Mexico’s natural gas market has made tremendous strides in recent years

1212

BY ANDREW BAKER

NGI (January 20, 2021).- Mexico’s natural gas market has made tremendous strides in recent years, but more connectivity and independent price indexes are needed, according to some of the country’s most important pipeline operators and trading houses.

Mayakan

NGI’s Christopher Lenton, senior editor for Mexico and Latin America, discussed the state of the Mexican market with a group of experts as part of a panel on Wednesday at the Industry Exchange LLC’s 6th Mexico Infrastructure Projects Forum.

“We have to begin to develop the last mile” projects, said Fermaca’s Fernando Alonso Viñas, government relations director. “That is to say, more interconnections with distributors, more interconnections with clients, and more interconnections with other systems.”
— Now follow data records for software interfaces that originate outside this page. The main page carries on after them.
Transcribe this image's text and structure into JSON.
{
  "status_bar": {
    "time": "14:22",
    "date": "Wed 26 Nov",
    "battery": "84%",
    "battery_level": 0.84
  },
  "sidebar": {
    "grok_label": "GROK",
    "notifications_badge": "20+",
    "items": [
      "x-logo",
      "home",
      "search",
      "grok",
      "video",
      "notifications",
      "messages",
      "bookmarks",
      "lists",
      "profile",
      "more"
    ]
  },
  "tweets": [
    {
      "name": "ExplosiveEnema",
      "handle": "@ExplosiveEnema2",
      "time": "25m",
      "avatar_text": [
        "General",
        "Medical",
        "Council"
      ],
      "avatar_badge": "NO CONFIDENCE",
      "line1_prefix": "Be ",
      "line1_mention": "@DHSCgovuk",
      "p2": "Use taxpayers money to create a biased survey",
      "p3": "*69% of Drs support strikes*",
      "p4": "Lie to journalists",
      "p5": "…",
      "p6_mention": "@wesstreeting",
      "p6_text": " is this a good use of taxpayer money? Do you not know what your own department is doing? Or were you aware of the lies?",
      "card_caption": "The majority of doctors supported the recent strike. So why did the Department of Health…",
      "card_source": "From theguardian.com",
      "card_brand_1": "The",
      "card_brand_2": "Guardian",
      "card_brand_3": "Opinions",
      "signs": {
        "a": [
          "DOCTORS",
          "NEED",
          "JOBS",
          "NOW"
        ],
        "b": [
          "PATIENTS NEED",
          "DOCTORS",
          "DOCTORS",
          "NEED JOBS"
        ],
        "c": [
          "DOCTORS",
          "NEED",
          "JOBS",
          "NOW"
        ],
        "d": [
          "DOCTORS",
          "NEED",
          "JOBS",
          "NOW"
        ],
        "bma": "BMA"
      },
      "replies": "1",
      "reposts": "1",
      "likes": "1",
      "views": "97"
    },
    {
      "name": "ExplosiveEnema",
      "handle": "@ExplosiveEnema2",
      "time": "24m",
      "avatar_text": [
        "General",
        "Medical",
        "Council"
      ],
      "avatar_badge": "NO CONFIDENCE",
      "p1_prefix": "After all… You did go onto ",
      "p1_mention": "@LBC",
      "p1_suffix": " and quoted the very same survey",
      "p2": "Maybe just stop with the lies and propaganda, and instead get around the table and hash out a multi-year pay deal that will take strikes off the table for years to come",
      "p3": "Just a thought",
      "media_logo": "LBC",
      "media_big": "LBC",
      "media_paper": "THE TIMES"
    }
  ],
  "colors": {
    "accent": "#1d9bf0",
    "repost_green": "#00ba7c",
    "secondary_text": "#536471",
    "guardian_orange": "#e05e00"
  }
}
Fermaca in September celebrated the start of commercial gas flows on the final section of its long-awaited Waha-to-Guadalajara, aka Wahalajara, pipeline system. The interconnection of this system with Mexico’s Sistrangas national pipeline grid in Guadalajara  has helped marketers as well as local distribution companies (LDC), Viñas said, by providing stability and greater reliability to the system.

France’s Engie SA also touted an important milestone in September with the completion of the Cuxtal I interconnection, which links the firm’s Mayakan pipeline on the Yucatan Peninsula with Sistrangas.

Thirsty Customers

The increased connectivity has helped ease supply shortages in the Yucatan region, but it is “not enough to satisfy the demand for natural gas…in the southeast,” said Engie’s Eva Ribera, director of development for natural gas networks in Latin America. Ribera shared the virtual stage with Lenton and Viñas.

The Mayakan system will need to be expanded to supply the new combined cycle power plants announced by state power utility Comisión Federal de Electricidad (CFE) for the peninsula, Ribera said. 

Engie is planning to expand the 250 MMcf/d Mayakan system via the Cuxtal II project, which could see system capacity expanded to more than 500 MMcf. The project would also entail an additional section from the pipeline’s current end point in Valladolid to Cancún on the end of the peninsula.

Also on the panel was TC Energy Corp.’s Leonardo Robles, who stressed the importance of finishing pending infrastructure projects such as the Calgary-based operator’s Tuxpan-Tula and Tula-Villa de Reyes pipelines.

The Tula-Villa  is slated to enter service by the middle of this year, Robles said. For the Tuxpan, TC remains in talks with the government to find a solution on the project’s stalled indigenous consultation process, which the energy ministry Sener is responsible for conducting.

Mature U.S. Market

North of the border is a different story because of the maturity of the U.S. market, said Mex Gas Supply trading manager Cesar Castro Domínguez. Mex Gas is the U.S. natural gas marketing subsidiary of Mexican national oil company Petróleos Mexicanos (Pemex).

Mex Gasy is the anchor shipper for more than 10 Bcf/d of transport capacity from U.S. production basins to the Mexico border, Castro said.

That Mexico depends on U.S. imports for more than 60% of its gas needs should be seen “as an advantage, not a disadvantage,” said Castro, citing the abundance of cheap gas from areas such as the Permian Basin and the Eagle Ford Shale.

The challenge, however, is that Mexico’s market has not had time to achieve the same level of maturity, Castro said.

He stressed the importance of developing independent price indexes in Mexico, as opposed to the current pricing system which simply calculates the cost of gas at a highly liquid U.S. hub such as the Houston Ship Channel, plus the cost of transport to a given point in Mexico.

The problem with this system, Castro said, is that it does not factor in local supply and demand factors at the point of withdrawal.

“I think we are on our way, and we have to make a big effort,” Castro said. “Our main challenge is for the Mexican market to mature.”